Cat on my first synth, the Yamaha DX21

The DX21 was a 4-operator FM synth in Yamaha’s DX line. Not quite as powerful as the 6-operator instruments like the DX7, or the later 4-operator synths like the TX81Z, but nonetheless fully capable of complex FM synthesis. It also featured multiple layers and keyboard splits, which separated it from the other 4-operator instruments at the time like the DX27 and DX100. (Yes, there were a lot of DXs in the 1980s.)

Sidney Crosby on Pedals and Mini-Synths

Sidney Crosby does what cats do best and has jumped up on the platform with numerous pedals and mini-synths belonging Scott Smigiel.

Submitted by bittersweetdb on Mastodon.

Here’s Sidney Crosby on @ssmigiel’s live setup of many pedals and mini synths.


Lou and Yamaha CS-15

Lou basks in the sun above a vintage Yamaha CS-15 synthesis. From synthguy216 on Instagram.

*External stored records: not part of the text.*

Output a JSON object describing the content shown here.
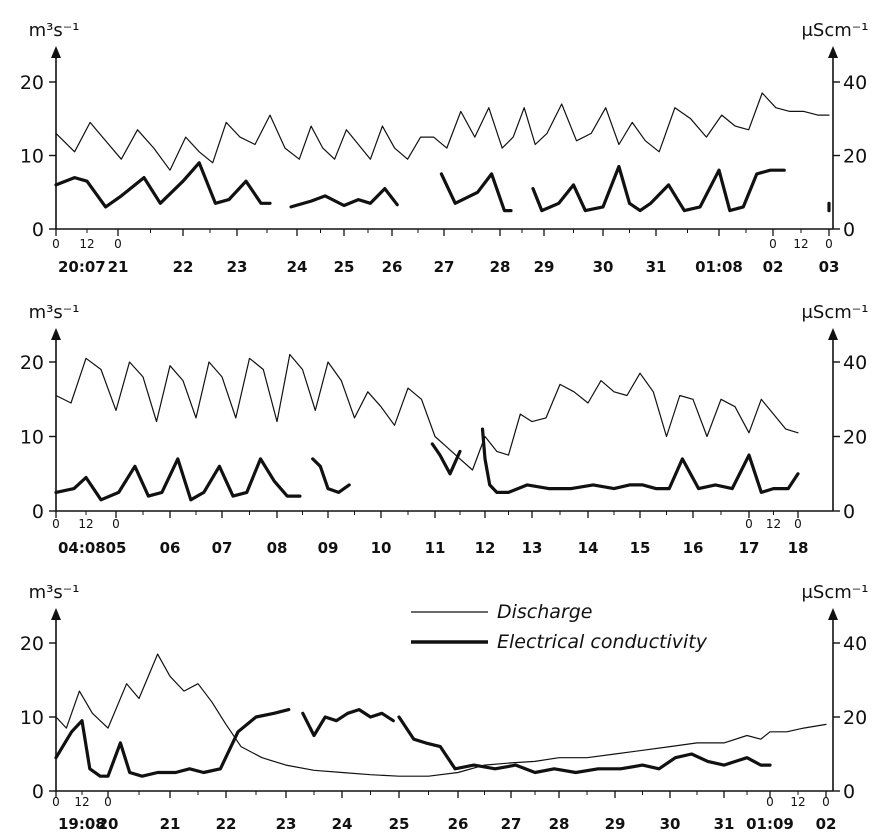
{
  "chart_data": [
    {
      "type": "line",
      "left_unit": "m³s⁻¹",
      "right_unit": "μScm⁻¹",
      "ylim_left": [
        0,
        20
      ],
      "ylim_right": [
        0,
        40
      ],
      "yticks_left": [
        "0",
        "10",
        "20"
      ],
      "yticks_right": [
        "0",
        "20",
        "40"
      ],
      "hour_marks_start": [
        "0",
        "12",
        "0"
      ],
      "hour_marks_end": [
        "0",
        "12",
        "0"
      ],
      "days": [
        "20:07",
        "21",
        "22",
        "23",
        "24",
        "25",
        "26",
        "27",
        "28",
        "29",
        "30",
        "31",
        "01:08",
        "02",
        "03"
      ],
      "series": [
        {
          "name": "Discharge",
          "x": [
            0,
            0.3,
            0.55,
            0.8,
            1.05,
            1.3,
            1.55,
            1.8,
            2.05,
            2.3,
            2.55,
            2.8,
            3.05,
            3.3,
            3.55,
            3.8,
            4.05,
            4.3,
            4.55,
            4.8,
            5.05,
            5.3,
            5.55,
            5.8,
            6.05,
            6.3,
            6.55,
            6.8,
            7.05,
            7.3,
            7.55,
            7.8,
            8.05,
            8.3,
            8.55,
            8.8,
            9.05,
            9.3,
            9.55,
            9.8,
            10.05,
            10.3,
            10.55,
            10.8,
            11.05,
            11.3,
            11.55,
            11.8,
            12.05,
            12.3,
            12.55,
            12.8,
            13.05,
            13.3,
            13.55,
            13.8,
            14
          ],
          "y": [
            13,
            10.5,
            14.5,
            12,
            9.5,
            13.5,
            11,
            8,
            12.5,
            10.5,
            9,
            14.5,
            12.5,
            11.5,
            15.5,
            11,
            9.5,
            14,
            11,
            9.5,
            13.5,
            11.5,
            9.5,
            14,
            11,
            9.5,
            12.5,
            12.5,
            11,
            16,
            12.5,
            16.5,
            11,
            12.5,
            16.5,
            11.5,
            13,
            17,
            12,
            13,
            16.5,
            11.5,
            14.5,
            12,
            10.5,
            16.5,
            15,
            12.5,
            15.5,
            14,
            13.5,
            18.5,
            16.5,
            16,
            16,
            15.5,
            15.5
          ]
        },
        {
          "name": "Electrical conductivity",
          "segments": [
            {
              "x": [
                0,
                0.3,
                0.5,
                0.8,
                1.05,
                1.4,
                1.65,
                2.0,
                2.3,
                2.6,
                2.85,
                3.15,
                3.4,
                3.55
              ],
              "y": [
                6,
                7,
                6.5,
                3,
                4.5,
                7,
                3.5,
                6.5,
                9,
                3.5,
                4,
                6.5,
                3.5,
                3.5
              ]
            },
            {
              "x": [
                3.9,
                4.3,
                4.6,
                5.0,
                5.3,
                5.55,
                5.85,
                6.1
              ],
              "y": [
                3,
                3.8,
                4.5,
                3.2,
                4,
                3.5,
                5.5,
                3.3
              ]
            },
            {
              "x": [
                6.95,
                7.2,
                7.6,
                7.85,
                8.1,
                8.25
              ],
              "y": [
                7.5,
                3.5,
                5,
                7.5,
                2.5,
                2.5
              ]
            },
            {
              "x": [
                8.75,
                8.95,
                9.25,
                9.5,
                9.7,
                10.0,
                10.3,
                10.5
              ],
              "y": [
                5.5,
                2.5,
                3.5,
                6,
                2.5,
                3,
                8.5,
                3.5
              ]
            },
            {
              "x": [
                10.5,
                10.7,
                10.9,
                11.2,
                11.45,
                11.7,
                12.0,
                12.2,
                12.45,
                12.7,
                12.95,
                13.05,
                13.2
              ],
              "y": [
                3.5,
                2.5,
                3.5,
                6,
                2.5,
                3,
                8,
                2.5,
                3,
                7.5,
                8,
                8,
                8
              ]
            },
            {
              "x": [
                14.05,
                14.35,
                14.6,
                14.85,
                15.1,
                15.3,
                15.6,
                15.9,
                16.0
              ],
              "y": [
                2.5,
                3,
                3.5,
                3,
                2.5,
                3,
                3,
                3,
                3
              ]
            }
          ]
        }
      ]
    },
    {
      "type": "line",
      "left_unit": "m³s⁻¹",
      "right_unit": "μScm⁻¹",
      "ylim_left": [
        0,
        20
      ],
      "ylim_right": [
        0,
        40
      ],
      "yticks_left": [
        "0",
        "10",
        "20"
      ],
      "yticks_right": [
        "0",
        "20",
        "40"
      ],
      "hour_marks_start": [
        "0",
        "12",
        "0"
      ],
      "hour_marks_end": [
        "0",
        "12",
        "0"
      ],
      "days": [
        "04:08",
        "05",
        "06",
        "07",
        "08",
        "09",
        "10",
        "11",
        "12",
        "13",
        "14",
        "15",
        "16",
        "17",
        "18"
      ],
      "series": [
        {
          "name": "Discharge",
          "x": [
            0,
            0.25,
            0.5,
            0.75,
            1.0,
            1.25,
            1.5,
            1.75,
            2.0,
            2.25,
            2.5,
            2.75,
            3.0,
            3.25,
            3.5,
            3.75,
            4.0,
            4.25,
            4.5,
            4.75,
            5.0,
            5.25,
            5.5,
            5.75,
            6.0,
            6.25,
            6.5,
            6.75,
            7.0,
            7.25,
            7.5,
            7.75,
            8.0,
            8.25,
            8.5,
            8.75,
            9.0,
            9.25,
            9.5,
            9.75,
            10.0,
            10.25,
            10.5,
            10.75,
            11.0,
            11.25,
            11.5,
            11.75,
            12.0,
            12.25,
            12.5,
            12.75,
            13.0,
            13.25,
            13.5,
            13.75,
            14.0
          ],
          "y": [
            15.5,
            14.5,
            20.5,
            19,
            13.5,
            20,
            18,
            12,
            19.5,
            17.5,
            12.5,
            20,
            18,
            12.5,
            20.5,
            19,
            12,
            21,
            19,
            13.5,
            20,
            17.5,
            12.5,
            16,
            14,
            11.5,
            16.5,
            15,
            10,
            8.5,
            7,
            5.5,
            10,
            8,
            7.5,
            13,
            12,
            12.5,
            17,
            16,
            14.5,
            17.5,
            16,
            15.5,
            18.5,
            16,
            10,
            15.5,
            15,
            10,
            15,
            14,
            10.5,
            15,
            13,
            11,
            10.5
          ]
        },
        {
          "name": "Electrical conductivity",
          "segments": [
            {
              "x": [
                0,
                0.3,
                0.5,
                0.75,
                1.05,
                1.35,
                1.6,
                1.85,
                2.15,
                2.4,
                2.65,
                2.95,
                3.2,
                3.45,
                3.7,
                3.95,
                4.2,
                4.45
              ],
              "y": [
                2.5,
                3,
                4.5,
                1.5,
                2.5,
                6,
                2,
                2.5,
                7,
                1.5,
                2.5,
                6,
                2,
                2.5,
                7,
                4,
                2,
                2
              ]
            },
            {
              "x": [
                4.7,
                4.85,
                5.0,
                5.2,
                5.4
              ],
              "y": [
                7,
                6,
                3,
                2.5,
                3.5
              ]
            },
            {
              "x": [
                6.95,
                7.1,
                7.3,
                7.5
              ],
              "y": [
                9,
                7.5,
                5,
                8
              ]
            },
            {
              "x": [
                7.95,
                8.0,
                8.1,
                8.25,
                8.5,
                8.9,
                9.3,
                9.7,
                10.1,
                10.5,
                10.8,
                11.05,
                11.3,
                11.55,
                11.8,
                12.1,
                12.4,
                12.7,
                13.0,
                13.25,
                13.5,
                13.8,
                14.0
              ],
              "y": [
                11,
                7,
                3.5,
                2.5,
                2.5,
                3.5,
                3,
                3,
                3.5,
                3,
                3.5,
                3.5,
                3,
                3,
                7,
                3,
                3.5,
                3,
                7.5,
                2.5,
                3,
                3,
                5
              ]
            }
          ]
        }
      ]
    },
    {
      "type": "line",
      "left_unit": "m³s⁻¹",
      "right_unit": "μScm⁻¹",
      "ylim_left": [
        0,
        20
      ],
      "ylim_right": [
        0,
        40
      ],
      "yticks_left": [
        "0",
        "10",
        "20"
      ],
      "yticks_right": [
        "0",
        "20",
        "40"
      ],
      "hour_marks_start": [
        "0",
        "12",
        "0"
      ],
      "hour_marks_end": [
        "0",
        "12",
        "0"
      ],
      "days": [
        "19:08",
        "20",
        "21",
        "22",
        "23",
        "24",
        "25",
        "26",
        "27",
        "28",
        "29",
        "30",
        "31",
        "01:09",
        "02"
      ],
      "legend": [
        "Discharge",
        "Electrical conductivity"
      ],
      "series": [
        {
          "name": "Discharge",
          "x": [
            0,
            0.2,
            0.45,
            0.7,
            1.0,
            1.3,
            1.5,
            1.8,
            2.0,
            2.25,
            2.5,
            2.75,
            3.0,
            3.25,
            3.6,
            4.0,
            4.5,
            5.0,
            5.5,
            6.0,
            6.5,
            7.0,
            7.5,
            8.0,
            8.5,
            9.0,
            9.5,
            10.0,
            10.5,
            11.0,
            11.5,
            12.0,
            12.5,
            12.8,
            13.0,
            13.3,
            13.6,
            14.0
          ],
          "y": [
            10,
            8.5,
            13.5,
            10.5,
            8.5,
            14.5,
            12.5,
            18.5,
            15.5,
            13.5,
            14.5,
            12,
            9,
            6,
            4.5,
            3.5,
            2.8,
            2.5,
            2.2,
            2,
            2,
            2.5,
            3.5,
            3.8,
            4,
            4.5,
            4.5,
            5,
            5.5,
            6,
            6.5,
            6.5,
            7.5,
            7,
            8,
            8,
            8.5,
            9
          ]
        },
        {
          "name": "Electrical conductivity",
          "segments": [
            {
              "x": [
                0,
                0.3,
                0.5,
                0.65,
                0.85,
                1.0,
                1.2,
                1.35,
                1.55,
                1.8,
                2.1,
                2.35,
                2.6,
                2.9,
                3.2,
                3.5,
                3.8,
                4.05
              ],
              "y": [
                4.5,
                8,
                9.5,
                3,
                2,
                2,
                6.5,
                2.5,
                2,
                2.5,
                2.5,
                3,
                2.5,
                3,
                8,
                10,
                10.5,
                11
              ]
            },
            {
              "x": [
                4.3,
                4.5,
                4.7,
                4.9,
                5.1,
                5.3,
                5.5,
                5.7,
                5.9
              ],
              "y": [
                10.5,
                7.5,
                10,
                9.5,
                10.5,
                11,
                10,
                10.5,
                9.5
              ]
            },
            {
              "x": [
                6.0,
                6.25,
                6.45,
                6.7,
                6.95,
                7.3,
                7.7,
                8.1,
                8.5,
                8.9,
                9.3,
                9.7,
                10.1,
                10.5,
                10.8,
                11.1,
                11.4,
                11.7,
                12.0,
                12.25,
                12.5,
                12.8,
                13.0
              ],
              "y": [
                10,
                7,
                6.5,
                6,
                3,
                3.5,
                3,
                3.5,
                2.5,
                3,
                2.5,
                3,
                3,
                3.5,
                3,
                4.5,
                5,
                4,
                3.5,
                4,
                4.5,
                3.5,
                3.5
              ]
            }
          ]
        }
      ]
    }
  ]
}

That’s what a sunny afternoon is for. Lou recharging next to my CS-15


The CS-15 is not one I know much about, compared to some of the others in Yamaha’s famous CS series. A bit from Vintage Synth Explorer:

This synth really has its own sound. The CS-15’s got style. Built like a tank with a lot of nice knobs and best of all, not one but two of those funny sounding multimode filters…The best things about it are the flexibility of the VCFs and the routings to the filters and envelopes. You can rout VCO 1 to both VCFs and the VCFs to any of the envelopes positive or negative voltage. The VCFs are 12 dB/Oct and are switchable between low, band or high-pass. They are the key to the nice sound of the Yamaha CS family. Other nice features are noise, external-in for processing other sounds, LFO with Sample & Hold for those bubbling sounds and an individual auto-bend for the VCOs.


Kielbasa and Teenage Engineering OP-1

Kielbasa – also known as “Not Tuna” in a previous video – is jamming on the Teenage Engineer OP-1. I like the combination of chords, pads, and more percussive bell-like tones.

Submitted by our friend Antoine Macrroncles at thedigitalpurrgatory on Instagram.

Not-Tuna with Teenage Engineering OP-1

For Black Cat Appreciation Day, we have some photos of “Not-Tuna”, a black cat who looks a lot like our friend Tuna, with a Teenage Engineering OP-1. From thedigitalpurrgatory on Instagram.

Pretty sure Not-Tuna is a synth cat, too.


Tuna, Novation Bass Station, Yamaha DX7

Tuna naps atop a Novation Bass Station and a Yamaha DX7. From thedigitalpurrgatory on Instagram.

Tuna reclaiming his spot.

Presumably, Tuna is reclaiming from Sora, whom we saw napping on this same Bass Station a week ago. We at CatSynth know this territorial rivalry all too well, as Sam Sam and Big Merp are constantly vying for territory and resources (i.e., they are being cats).